Climate Scenarios and Models Used For Developing the 2008 Pacific Northwest Climate Change Scenarios
As part of the global effort to quantify future changes in climate, the Intergovernmental Panel on Climate Change (IPCC) has developed different scenarios of change in greenhouse gas and sulfate aerosol emissions for use in global climate modeling efforts. These scenarios are grouped in four categories, or storylines, based on different assumptions about demographic, social, economic, technological, and environmental change.
The CIG chose two scenario families for its most recent update of the Pacific Northwest climate change scenarios:
Both scenario families are considered equally probable. For more information on these and other scenario families, please see the IPCC's Special Report on Emissions Scenarios (2000).

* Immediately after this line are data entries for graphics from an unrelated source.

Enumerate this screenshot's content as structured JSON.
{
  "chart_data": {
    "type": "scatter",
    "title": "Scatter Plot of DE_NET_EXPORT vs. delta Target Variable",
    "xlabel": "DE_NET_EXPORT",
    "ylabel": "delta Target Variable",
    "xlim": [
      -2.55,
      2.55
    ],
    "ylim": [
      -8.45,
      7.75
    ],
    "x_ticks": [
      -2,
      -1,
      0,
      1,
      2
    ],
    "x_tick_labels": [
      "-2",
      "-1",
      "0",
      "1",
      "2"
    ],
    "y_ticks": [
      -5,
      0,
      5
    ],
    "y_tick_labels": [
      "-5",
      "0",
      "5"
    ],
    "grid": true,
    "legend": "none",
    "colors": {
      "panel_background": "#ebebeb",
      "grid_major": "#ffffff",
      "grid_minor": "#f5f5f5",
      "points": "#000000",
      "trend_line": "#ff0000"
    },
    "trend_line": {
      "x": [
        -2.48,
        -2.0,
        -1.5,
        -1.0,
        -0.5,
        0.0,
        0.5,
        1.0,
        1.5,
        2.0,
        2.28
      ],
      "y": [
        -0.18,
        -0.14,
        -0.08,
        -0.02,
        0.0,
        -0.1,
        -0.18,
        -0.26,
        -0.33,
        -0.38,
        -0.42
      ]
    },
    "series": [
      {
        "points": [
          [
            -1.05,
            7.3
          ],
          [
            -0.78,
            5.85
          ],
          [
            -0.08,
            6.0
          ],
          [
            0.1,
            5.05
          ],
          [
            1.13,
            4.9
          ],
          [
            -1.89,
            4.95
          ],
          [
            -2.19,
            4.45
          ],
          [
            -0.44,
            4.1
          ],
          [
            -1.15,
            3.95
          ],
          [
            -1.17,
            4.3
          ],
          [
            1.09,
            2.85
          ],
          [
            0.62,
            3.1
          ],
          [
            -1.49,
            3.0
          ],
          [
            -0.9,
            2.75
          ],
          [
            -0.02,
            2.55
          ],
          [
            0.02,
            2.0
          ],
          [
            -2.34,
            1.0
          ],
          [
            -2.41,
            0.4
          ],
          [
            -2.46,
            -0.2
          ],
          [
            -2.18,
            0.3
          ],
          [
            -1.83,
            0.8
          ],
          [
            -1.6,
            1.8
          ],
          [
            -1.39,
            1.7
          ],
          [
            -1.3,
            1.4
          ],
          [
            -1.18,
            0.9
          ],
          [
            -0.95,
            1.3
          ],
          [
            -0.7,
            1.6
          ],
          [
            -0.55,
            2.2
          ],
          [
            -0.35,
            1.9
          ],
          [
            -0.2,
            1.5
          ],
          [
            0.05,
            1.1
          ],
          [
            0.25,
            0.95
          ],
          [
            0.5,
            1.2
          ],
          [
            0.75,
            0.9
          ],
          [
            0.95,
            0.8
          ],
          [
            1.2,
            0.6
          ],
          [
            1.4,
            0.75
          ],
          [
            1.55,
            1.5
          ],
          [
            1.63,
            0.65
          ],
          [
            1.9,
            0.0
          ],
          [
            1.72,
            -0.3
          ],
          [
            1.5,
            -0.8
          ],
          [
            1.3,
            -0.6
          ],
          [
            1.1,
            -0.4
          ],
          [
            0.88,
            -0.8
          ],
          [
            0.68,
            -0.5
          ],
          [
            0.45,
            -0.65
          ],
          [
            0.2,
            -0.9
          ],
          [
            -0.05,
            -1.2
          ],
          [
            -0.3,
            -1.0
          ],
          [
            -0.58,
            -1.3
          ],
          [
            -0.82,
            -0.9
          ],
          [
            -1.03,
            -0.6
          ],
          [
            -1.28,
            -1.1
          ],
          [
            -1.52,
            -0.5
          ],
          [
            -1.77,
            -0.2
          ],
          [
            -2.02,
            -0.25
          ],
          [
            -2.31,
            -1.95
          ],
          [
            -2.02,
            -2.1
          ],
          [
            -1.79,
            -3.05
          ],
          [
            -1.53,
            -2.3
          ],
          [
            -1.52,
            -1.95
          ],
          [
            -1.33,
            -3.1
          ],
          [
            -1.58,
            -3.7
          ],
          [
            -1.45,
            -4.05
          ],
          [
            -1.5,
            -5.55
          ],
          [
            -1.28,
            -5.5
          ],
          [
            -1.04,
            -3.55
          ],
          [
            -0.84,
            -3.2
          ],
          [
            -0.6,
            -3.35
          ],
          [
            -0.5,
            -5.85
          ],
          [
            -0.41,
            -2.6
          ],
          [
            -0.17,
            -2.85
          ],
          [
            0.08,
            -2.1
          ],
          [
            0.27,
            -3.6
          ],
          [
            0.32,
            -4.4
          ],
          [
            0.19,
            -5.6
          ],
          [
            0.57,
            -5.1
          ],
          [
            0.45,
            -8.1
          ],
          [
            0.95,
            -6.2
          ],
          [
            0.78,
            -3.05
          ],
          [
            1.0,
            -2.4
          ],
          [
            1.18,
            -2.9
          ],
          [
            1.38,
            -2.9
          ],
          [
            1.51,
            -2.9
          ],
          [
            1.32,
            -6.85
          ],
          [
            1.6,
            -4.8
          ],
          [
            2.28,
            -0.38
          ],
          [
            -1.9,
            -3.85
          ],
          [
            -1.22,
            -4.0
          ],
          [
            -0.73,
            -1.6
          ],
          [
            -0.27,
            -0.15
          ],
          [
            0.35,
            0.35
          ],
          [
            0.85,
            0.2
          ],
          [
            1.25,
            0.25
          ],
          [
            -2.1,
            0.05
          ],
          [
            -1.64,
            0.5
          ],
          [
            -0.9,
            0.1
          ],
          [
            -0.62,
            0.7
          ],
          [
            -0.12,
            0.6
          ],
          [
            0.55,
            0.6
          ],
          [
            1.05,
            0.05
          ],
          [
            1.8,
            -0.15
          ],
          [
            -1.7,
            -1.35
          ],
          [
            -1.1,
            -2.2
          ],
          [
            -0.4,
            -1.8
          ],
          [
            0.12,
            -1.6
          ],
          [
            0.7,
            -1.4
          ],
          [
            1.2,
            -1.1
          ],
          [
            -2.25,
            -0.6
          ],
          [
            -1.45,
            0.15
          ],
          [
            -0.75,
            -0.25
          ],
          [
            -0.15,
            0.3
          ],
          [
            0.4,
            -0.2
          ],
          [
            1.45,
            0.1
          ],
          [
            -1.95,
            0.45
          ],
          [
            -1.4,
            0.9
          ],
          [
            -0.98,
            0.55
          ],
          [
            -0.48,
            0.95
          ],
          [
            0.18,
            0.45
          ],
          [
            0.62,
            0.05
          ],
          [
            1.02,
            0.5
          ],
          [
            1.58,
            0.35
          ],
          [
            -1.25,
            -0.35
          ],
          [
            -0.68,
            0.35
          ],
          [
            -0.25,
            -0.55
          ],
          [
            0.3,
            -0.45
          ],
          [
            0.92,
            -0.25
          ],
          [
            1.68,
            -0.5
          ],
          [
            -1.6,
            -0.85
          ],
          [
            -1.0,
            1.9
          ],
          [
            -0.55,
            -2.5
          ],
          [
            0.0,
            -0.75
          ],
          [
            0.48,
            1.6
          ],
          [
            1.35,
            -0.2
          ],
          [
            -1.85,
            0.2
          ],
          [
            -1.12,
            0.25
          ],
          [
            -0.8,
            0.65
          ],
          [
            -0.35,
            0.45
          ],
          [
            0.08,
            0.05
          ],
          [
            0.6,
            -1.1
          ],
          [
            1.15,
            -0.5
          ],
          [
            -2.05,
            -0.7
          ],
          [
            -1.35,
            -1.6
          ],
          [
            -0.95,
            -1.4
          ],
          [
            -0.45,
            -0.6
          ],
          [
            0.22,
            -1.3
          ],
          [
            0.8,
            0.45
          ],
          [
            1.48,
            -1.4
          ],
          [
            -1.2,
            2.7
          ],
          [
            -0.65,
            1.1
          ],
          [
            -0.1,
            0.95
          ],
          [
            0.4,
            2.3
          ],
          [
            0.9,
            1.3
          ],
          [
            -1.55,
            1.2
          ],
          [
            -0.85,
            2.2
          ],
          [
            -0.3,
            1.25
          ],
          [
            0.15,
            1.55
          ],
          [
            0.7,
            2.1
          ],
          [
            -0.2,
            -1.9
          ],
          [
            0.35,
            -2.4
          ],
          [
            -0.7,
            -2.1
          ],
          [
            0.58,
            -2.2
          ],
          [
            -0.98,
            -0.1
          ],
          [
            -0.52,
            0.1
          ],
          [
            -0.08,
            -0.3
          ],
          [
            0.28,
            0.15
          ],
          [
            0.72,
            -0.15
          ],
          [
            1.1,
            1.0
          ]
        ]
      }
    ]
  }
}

The CIG has analyzed simulations of future Pacific Northwest climate using twenty global climate models (GCMs) run with the A1B and B1 emissions scenarios. These simulations were prepared by climate modeling centers worldwide for the Fourth IPCC Assessment (also referred to as AR4). For consistency with prior CIG work, we include the current versions of the ten models used previously: HadCM3, ECHAM5, CGCM_3.1(t47), CCSM3, CNRM_CM3, GISS_ER, MIROC_3.2, IPSL_CM4, CSIRO_MK3, and PCM1 (CCSM3 is the successor to both the NCAR CSM and DOE PCM). To these we added ten additional models to better represent the range of models participating in AR4. These are: GISS_AOM, INMCM3_0, BCCR, GFDL_CM2_1, GFDL_2_0, CGCM3.1_t63, ECHO_g , FGOALS, MIROC_3.2(high resolution), and HADGEM1.
GCMs are designed to represent the physical processes leading to climate change on the global scale. They resolve features on the Earth on the continental scale. The models can show differences in the rate of climate change at different locations, but only on the continental scale. Differences can be seen, for example, in warming and rainfall between the Pacific Northwest and the Southwest. However, GCMs do not contain the smaller mountain ranges and water bodies that are important to regional climate.
There is no information in the GCMs to allow them to distinguish between the Puget Sound lowlands and the Columbia Basin, and thus we assume a uniform rate of climate change for the entire region. The regional trend in temperature and precipitation is sufficient for most climate impacts studies. In the past, changes in temperature and rainfall have been fairly uniform across the region. We can understand regional differences in climate impacts by using emiprical information about the present climate.
In some locations, however, there are important physical processes that can affect the response to climate change. For example, a location that is currently mostly snow covered in the present climate and will be mostly snow-free in the future would see very different climate trends than the region as a whole. These effects can be represented by using regional climate models. A regional climate model is very much like a global climate model except that it uses much finer resolution and covers a limited area. Since it covers a limited area, the regional model needs to receive information about its boundaries from a global climate model, which is used to "force" the regional model. Regional models run at about 20-km or finer resolution are able to represent the geographical and land-use features of the region that determine its various climate zones.
Regional climate modeling is a new tool in climate impacts assessement. We are still learning how these models respond to climate change forcing and how to best represent uncertainty in climate projections.
As part of the 2008 climate change scenarios update, the CIG implemented a new approach to evaluating climate change projections for the Pacific Northwest. Reliability Ensemble Averaging, or REA (Giorgi and Mearns 2002), weights regionally-averaged GCM simulations in accordance with each model's ability to replicate 20th century Pacific Northwest climate. The REA value for each season and decade is calculated by weighting each model’s output by its bias (i.e., the model is generally too cool or warm, or wet or dry relative to observed 20th century climate) and distance from the all-model average.
Multi-model averages in weather forecasting, seasonal forecasting, and climate simulations often come closer to observations than single models. REA should produce better results for the future than an unweighted average. For more details on the REA calculation, see Mote et al. 2008, Appendix B.